Duterte Is Accused of Murder in New Filing at Hague Court
MANILA — Relatives of eight people killed by Philippine police officers during President Rodrigo Duterte’s war on drugs have accused the president of murder in a complaint filed with the International Criminal Court, their lawyer said on Tuesday.
The complaint is the second brought at the Hague-based court against Mr. Duterte, 73, over the anti-narcotics crackdown, which has left thousands dead at the hands of police officers and unknown gunmen since he took office in 2016.
Neri Colmenares, president of the National Union of People’s Lawyers, which is representing the family members of the slain Filipinos, said they hoped to hold Mr. Duterte accountable “for his crimes against humanity committed through acts of murder for the extrajudicial killings of thousands of Filipinos and other inhumane acts.”
The complaint is unlikely to have much practical effect, since Mr. Duterte’s government does not recognize the international court. He said in March that he was withdrawing the Philippines from the treaty that established it.

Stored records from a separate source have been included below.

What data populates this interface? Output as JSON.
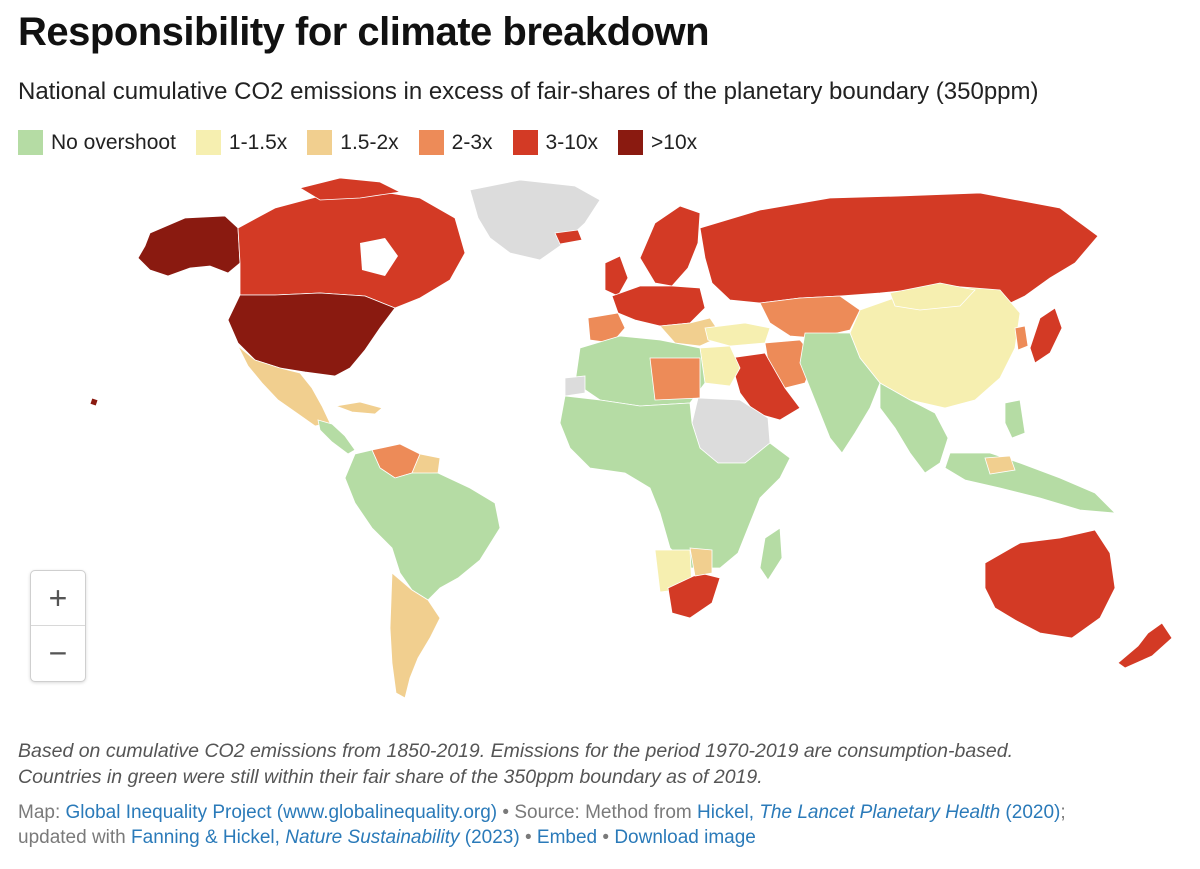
{
  "title": "Responsibility for climate breakdown",
  "subtitle": "National cumulative CO2 emissions in excess of fair-shares of the planetary boundary (350ppm)",
  "legend": [
    {
      "label": "No overshoot",
      "color": "#b5dca4"
    },
    {
      "label": "1-1.5x",
      "color": "#f6efb0"
    },
    {
      "label": "1.5-2x",
      "color": "#f1cf8f"
    },
    {
      "label": "2-3x",
      "color": "#ed8b58"
    },
    {
      "label": "3-10x",
      "color": "#d33a25"
    },
    {
      ">10x": null,
      "label": ">10x",
      "color": "#8a1a10"
    }
  ],
  "no_data_color": "#dcdcdc",
  "zoom": {
    "in": "+",
    "out": "−"
  },
  "note": {
    "line1": "Based on cumulative CO2 emissions from 1850-2019. Emissions for the period 1970-2019 are consumption-based.",
    "line2": "Countries in green were still within their fair share of the 350ppm boundary as of 2019."
  },
  "credits": {
    "map_prefix": "Map: ",
    "map_link": "Global Inequality Project (www.globalinequality.org)",
    "source_prefix": " • Source: Method from ",
    "source_link_a": "Hickel, ",
    "source_link_journal": "The Lancet Planetary Health",
    "source_link_b": " (2020)",
    "source_suffix": ";",
    "updated_prefix": "updated with ",
    "updated_link_a": "Fanning & Hickel, ",
    "updated_link_journal": "Nature Sustainability",
    "updated_link_b": " (2023)",
    "sep1": " • ",
    "embed": "Embed",
    "sep2": "  • ",
    "download": "Download image"
  }
}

The new complaint comes as Mr. Duterte is strengthening his grip on the Philippines’ judicial system. Over the weekend, he announced the selection of Teresita de Castro as the new chief justice of the Supreme Court, replacing Maria Lourdes Sereno, a fierce critic of Mr. Duterte’s war on drugs. The two women are archrivals.
A rights group, Rise Up for Life and for Rights, which has also joined the new complaint, expressed optimism about the case, saying there was “more than enough proof of widespread and systematic attacks against civilians.”
Dennise David, one of the plaintiffs, said he feared severe repercussions for his actions but wanted justice for his son, John Jezreel David.
The younger Mr. David, whose family lives in the Tondo slum district in Manila, went missing in January shortly after leaving work. The family was later told to retrieve his body at a funeral parlor. The police said he was killed after pulling a gun on arresting officers.
Details of his death are murky, but the complaint alleges that discrepancies in the police reports indicate the younger Mr. David was singled out by the police.
“We cry out for justice for our son — a hard-working young man who was just picked up at a police checkpoint on his way from work,” Dennise David said. “But this is bigger than us now. I don’t want others to suffer the same fate as that of my son.”
The first complaint against Mr. Duterte at the International Criminal Court was filed last year by two men who said they had been his paid assassins. One, a former police officer, said he ran a hit squad for Mr. Duterte when the future president was the mayor of Davao, a city in the southern Philippines.
In February, the tribunal said it was opening a preliminary inquiry into the men’s accusations. Mr. Duterte responded in March by pulling the country out of the tribunal, saying it was being used as a “political tool” and accusing it of painting him as a “heartless violator of human rights.”
Mr. Duterte’s spokesman, Harry Roque, played down the new complaint on Tuesday, calling it “doomed” because of the Philippines’ withdrawal from the tribunal.